PLATE VCOLUMBIA UNIVERSITY LIBRARY, NEW YORK CITY

Taking next the second comparative table, we find that in the "First" and "Second" lists taken together, 20 per cent of the names are those of government or administrative buildings; 15 per cent are churches, with the same number of libraries (three of each, all on the "First" list). There are two each of museums, club houses and private residences; and one each of office buildings, hotels, and amusement houses. Here again we encounter the same breadth of judgment as in the first comparison. The Brochure readers, and presumably our architects generally, are willing to discover beauty alike in public, private, religious, and commercial architecture.

It is a significant fact that churches and libraries constitute 60 per cent of the "First" list, and that there is but one residence, and not a single commercial edifice among the ten buildings it enumerates. Apparently it is religion and education which inspire and call forth the highest results in architecture, rather than the private and commercial luxury of which we hear so much in these days. If to these sources of architectural inspiration we add that of civil government, it appears that we owe 80 per cent of the "First" list to government, religion and education—the three highest activities of the community. This is not merely due to the fact that the architectural requirements of churches and civic buildings are such as favor monumental results; for both in size and cost, and hence in the opportunity for an ample and sumptuous architectural treatment, these are often surpassed by banking and office buildings, private palaces and rich men's clubs. The presence of three truly magnificent public libraries of recent erection in the "First" list seems to me particularly encouraging, as a symptom of the extent to which the wealth of the country is being devoted to the higher interests of the people, and at the same time to the promotion of high art. That this is a correct symptom, is confirmed by such buildings, erected or about to be erected, as the Chicago Library, the magnificent New York Public Library, the new libraries at Milwaukee, Providence, Newark, N.J., Jersey City, and Washington; by the Art Museum at Chicago, the Corcoran Gallery at Washington, the new wing to the Metropolitan Museum at New York, the Phebe Hearst competition for the University of California, and other like enterprises. The most important architectural enterprises in New York today are the Cathedral of St. John the Divine and the vast palace of the Brooklyn Institute, of which a new wing is about to be erected. Evidently our art has not fallen wholly a prey to commercialism and private luxury.
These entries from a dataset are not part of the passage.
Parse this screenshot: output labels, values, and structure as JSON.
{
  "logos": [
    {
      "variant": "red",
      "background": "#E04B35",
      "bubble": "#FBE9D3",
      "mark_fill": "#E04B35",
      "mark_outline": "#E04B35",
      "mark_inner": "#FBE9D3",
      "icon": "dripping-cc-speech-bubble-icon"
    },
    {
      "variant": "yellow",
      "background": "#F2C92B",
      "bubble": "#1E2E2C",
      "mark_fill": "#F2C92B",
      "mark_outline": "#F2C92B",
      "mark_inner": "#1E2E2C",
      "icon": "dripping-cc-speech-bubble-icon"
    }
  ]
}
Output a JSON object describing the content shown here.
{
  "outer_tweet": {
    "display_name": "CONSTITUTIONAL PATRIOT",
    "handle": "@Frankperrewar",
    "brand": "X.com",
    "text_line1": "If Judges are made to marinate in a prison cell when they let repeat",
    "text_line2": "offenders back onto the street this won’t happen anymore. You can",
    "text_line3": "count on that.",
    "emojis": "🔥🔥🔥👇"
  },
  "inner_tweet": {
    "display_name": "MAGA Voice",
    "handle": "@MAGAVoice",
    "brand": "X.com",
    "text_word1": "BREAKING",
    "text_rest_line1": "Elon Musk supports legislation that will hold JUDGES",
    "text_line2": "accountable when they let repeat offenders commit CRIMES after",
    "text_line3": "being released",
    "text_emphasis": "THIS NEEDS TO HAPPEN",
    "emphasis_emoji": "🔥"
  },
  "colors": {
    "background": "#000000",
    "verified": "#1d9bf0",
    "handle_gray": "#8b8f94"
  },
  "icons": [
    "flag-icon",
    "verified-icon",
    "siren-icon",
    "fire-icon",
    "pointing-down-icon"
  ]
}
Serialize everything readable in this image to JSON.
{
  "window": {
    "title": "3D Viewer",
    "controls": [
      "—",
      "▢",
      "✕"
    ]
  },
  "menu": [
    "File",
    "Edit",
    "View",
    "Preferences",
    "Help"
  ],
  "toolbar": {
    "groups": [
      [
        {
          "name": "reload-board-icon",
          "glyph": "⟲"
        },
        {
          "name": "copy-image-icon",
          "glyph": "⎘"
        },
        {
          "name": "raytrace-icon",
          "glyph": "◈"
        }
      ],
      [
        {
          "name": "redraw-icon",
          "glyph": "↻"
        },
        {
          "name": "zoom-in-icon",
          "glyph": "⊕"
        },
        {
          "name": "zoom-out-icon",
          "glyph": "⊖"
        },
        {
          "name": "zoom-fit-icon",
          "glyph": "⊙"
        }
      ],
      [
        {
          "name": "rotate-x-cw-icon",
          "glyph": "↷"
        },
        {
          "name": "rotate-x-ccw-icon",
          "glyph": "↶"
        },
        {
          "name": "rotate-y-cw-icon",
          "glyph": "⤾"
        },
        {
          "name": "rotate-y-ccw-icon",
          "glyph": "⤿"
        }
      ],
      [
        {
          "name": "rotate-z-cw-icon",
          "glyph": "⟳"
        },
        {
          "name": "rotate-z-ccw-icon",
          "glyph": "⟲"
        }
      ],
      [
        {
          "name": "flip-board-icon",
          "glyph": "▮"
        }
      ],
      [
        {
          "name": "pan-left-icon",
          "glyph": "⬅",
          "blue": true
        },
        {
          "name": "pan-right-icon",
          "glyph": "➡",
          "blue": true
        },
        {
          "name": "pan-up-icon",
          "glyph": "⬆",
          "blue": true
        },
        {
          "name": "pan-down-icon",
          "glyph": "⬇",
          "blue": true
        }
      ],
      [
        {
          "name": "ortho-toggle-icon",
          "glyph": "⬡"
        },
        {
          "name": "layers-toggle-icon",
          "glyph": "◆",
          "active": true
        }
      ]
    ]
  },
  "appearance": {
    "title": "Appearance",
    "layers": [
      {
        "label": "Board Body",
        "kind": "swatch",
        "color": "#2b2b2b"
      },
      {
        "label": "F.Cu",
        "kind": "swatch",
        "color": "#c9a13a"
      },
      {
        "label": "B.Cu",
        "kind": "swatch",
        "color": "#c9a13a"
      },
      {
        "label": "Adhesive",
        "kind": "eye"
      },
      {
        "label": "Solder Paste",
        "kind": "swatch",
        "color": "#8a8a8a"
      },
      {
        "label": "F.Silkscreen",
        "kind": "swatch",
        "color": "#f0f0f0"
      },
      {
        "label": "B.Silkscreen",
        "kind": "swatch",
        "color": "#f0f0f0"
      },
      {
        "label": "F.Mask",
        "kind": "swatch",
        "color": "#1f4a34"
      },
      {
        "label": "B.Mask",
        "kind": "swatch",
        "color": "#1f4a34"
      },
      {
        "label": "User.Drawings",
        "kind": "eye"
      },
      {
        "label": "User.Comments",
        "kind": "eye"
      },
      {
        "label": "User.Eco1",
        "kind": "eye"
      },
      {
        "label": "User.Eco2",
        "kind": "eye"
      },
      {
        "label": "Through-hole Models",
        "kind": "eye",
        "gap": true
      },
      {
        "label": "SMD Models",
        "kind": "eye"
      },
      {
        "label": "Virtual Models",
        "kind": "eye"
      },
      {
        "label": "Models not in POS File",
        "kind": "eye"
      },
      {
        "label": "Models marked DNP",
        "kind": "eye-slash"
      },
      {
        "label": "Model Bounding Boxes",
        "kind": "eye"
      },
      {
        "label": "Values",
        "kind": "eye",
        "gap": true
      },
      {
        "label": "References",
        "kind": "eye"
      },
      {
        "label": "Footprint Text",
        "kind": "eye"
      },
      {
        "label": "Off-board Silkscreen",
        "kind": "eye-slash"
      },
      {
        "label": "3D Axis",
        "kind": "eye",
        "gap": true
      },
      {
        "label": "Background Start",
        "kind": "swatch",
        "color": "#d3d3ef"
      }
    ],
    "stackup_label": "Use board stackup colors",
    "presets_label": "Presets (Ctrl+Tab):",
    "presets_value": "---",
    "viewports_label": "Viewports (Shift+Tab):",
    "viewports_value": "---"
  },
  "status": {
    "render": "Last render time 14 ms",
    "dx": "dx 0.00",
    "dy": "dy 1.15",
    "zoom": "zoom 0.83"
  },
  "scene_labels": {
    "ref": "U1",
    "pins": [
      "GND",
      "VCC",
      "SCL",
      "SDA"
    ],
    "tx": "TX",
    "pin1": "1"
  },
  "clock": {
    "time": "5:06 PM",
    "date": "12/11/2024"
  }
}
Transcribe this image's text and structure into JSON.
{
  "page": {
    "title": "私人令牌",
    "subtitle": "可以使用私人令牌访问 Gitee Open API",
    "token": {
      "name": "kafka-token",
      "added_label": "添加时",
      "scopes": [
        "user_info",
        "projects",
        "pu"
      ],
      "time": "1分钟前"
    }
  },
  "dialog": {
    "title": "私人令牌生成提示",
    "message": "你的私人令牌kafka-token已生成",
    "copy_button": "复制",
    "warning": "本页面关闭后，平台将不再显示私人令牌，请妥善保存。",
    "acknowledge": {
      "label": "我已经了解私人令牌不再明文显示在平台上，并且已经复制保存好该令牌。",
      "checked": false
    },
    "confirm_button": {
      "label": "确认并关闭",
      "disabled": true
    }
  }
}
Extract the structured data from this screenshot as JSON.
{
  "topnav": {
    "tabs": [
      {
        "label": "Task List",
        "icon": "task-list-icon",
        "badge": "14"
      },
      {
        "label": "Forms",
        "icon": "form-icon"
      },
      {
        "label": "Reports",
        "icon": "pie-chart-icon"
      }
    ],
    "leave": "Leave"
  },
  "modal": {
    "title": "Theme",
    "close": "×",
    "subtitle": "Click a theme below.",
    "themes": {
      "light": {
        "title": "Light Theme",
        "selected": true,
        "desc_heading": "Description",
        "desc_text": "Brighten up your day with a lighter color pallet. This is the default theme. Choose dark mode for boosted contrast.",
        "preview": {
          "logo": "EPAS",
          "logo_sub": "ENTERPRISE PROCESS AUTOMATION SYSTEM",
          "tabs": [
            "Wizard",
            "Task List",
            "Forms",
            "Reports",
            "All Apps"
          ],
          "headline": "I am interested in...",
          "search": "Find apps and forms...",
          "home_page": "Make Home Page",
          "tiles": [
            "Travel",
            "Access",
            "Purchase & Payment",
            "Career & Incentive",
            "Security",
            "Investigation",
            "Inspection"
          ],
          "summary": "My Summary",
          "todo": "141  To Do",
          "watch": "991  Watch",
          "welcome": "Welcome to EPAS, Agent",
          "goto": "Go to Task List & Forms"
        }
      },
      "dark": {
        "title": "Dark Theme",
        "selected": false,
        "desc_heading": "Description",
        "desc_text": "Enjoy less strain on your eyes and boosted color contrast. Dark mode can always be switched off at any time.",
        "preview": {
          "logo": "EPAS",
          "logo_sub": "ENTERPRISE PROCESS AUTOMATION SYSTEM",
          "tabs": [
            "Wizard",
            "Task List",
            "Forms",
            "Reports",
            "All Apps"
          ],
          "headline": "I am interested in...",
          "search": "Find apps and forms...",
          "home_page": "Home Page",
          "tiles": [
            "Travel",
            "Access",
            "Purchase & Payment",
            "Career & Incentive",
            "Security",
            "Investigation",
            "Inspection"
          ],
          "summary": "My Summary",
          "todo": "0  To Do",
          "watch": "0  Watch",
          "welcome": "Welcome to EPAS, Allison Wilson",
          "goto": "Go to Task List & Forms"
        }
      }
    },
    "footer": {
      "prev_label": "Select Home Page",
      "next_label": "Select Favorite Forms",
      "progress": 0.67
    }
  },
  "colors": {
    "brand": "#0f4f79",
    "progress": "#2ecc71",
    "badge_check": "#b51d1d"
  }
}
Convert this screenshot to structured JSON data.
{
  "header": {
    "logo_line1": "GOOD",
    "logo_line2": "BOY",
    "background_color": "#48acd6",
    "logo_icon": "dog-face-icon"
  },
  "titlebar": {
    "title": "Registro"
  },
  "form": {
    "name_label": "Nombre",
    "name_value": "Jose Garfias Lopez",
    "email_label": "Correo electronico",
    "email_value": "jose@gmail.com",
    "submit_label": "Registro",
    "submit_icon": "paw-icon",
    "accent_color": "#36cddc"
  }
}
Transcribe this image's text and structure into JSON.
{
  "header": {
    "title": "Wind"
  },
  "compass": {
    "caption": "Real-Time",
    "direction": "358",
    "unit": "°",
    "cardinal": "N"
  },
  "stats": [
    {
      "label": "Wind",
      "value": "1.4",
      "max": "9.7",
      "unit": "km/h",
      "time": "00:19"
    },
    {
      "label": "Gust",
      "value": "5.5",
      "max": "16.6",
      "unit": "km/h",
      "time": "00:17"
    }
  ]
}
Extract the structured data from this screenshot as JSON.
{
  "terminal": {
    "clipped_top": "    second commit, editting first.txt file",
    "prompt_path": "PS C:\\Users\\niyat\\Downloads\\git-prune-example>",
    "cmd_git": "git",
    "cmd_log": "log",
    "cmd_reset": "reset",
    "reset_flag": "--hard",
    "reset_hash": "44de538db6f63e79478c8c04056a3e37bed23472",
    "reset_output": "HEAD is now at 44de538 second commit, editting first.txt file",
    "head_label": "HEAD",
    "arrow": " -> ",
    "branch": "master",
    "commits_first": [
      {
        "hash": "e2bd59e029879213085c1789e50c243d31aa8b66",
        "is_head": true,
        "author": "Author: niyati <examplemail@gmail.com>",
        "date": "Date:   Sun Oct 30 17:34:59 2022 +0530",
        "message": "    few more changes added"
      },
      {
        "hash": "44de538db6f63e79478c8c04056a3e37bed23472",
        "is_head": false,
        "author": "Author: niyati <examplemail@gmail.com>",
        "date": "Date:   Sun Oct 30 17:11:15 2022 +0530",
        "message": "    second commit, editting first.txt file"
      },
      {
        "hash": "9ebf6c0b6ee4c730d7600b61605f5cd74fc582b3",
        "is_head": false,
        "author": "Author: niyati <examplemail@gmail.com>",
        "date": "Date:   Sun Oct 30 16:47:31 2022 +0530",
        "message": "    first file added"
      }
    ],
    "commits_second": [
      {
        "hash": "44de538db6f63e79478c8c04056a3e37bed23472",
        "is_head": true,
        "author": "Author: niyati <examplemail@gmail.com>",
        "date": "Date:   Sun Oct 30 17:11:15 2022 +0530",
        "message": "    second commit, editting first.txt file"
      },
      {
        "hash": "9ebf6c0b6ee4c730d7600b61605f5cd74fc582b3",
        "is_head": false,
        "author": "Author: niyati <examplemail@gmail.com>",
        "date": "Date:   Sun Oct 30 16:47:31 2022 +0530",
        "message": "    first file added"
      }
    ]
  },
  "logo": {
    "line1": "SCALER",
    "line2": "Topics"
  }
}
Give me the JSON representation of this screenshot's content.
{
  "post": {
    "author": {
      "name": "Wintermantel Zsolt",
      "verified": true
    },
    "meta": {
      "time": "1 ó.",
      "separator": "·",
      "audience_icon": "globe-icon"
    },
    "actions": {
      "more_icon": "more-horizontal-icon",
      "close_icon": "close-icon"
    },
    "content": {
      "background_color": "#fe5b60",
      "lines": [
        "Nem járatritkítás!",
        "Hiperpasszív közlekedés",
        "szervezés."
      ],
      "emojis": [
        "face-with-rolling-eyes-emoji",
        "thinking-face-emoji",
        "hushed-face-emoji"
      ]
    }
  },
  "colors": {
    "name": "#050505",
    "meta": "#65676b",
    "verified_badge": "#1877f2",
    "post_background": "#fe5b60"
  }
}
The geographical distribution of the buildings chosen is interesting. In 1885 but three out of ten were in New York City, and Albany stood ahead of Boston. In the "First" list New York has one-half of the ten, and in the "First" and "Second" lists, jointly, nine out of twenty buildings. Boston and Washington divide the second place, with two each on the "First" list. In the two lists together there are nine cities and towns represented, of which five are in the northeastern states, with fourteen out of twenty buildings; one in the nearer west (Chicago); and three in the south (if we include Washington among southern cities). Of course the fact that New York, Boston and Washington are old cities, as cities go among us, counts for much in the way of maturity of civilization and accumulation of architectural resources; and it is only natural that the wealthiest city in the New World should possess the greatest number of important buildings. But it is also very possible that the majority of the Brochure readers are in the northern and eastern states, and therefore more familiar with eastern and northern than with southern and western buildings. Allowing for this, they may draw their own conclusions from this table.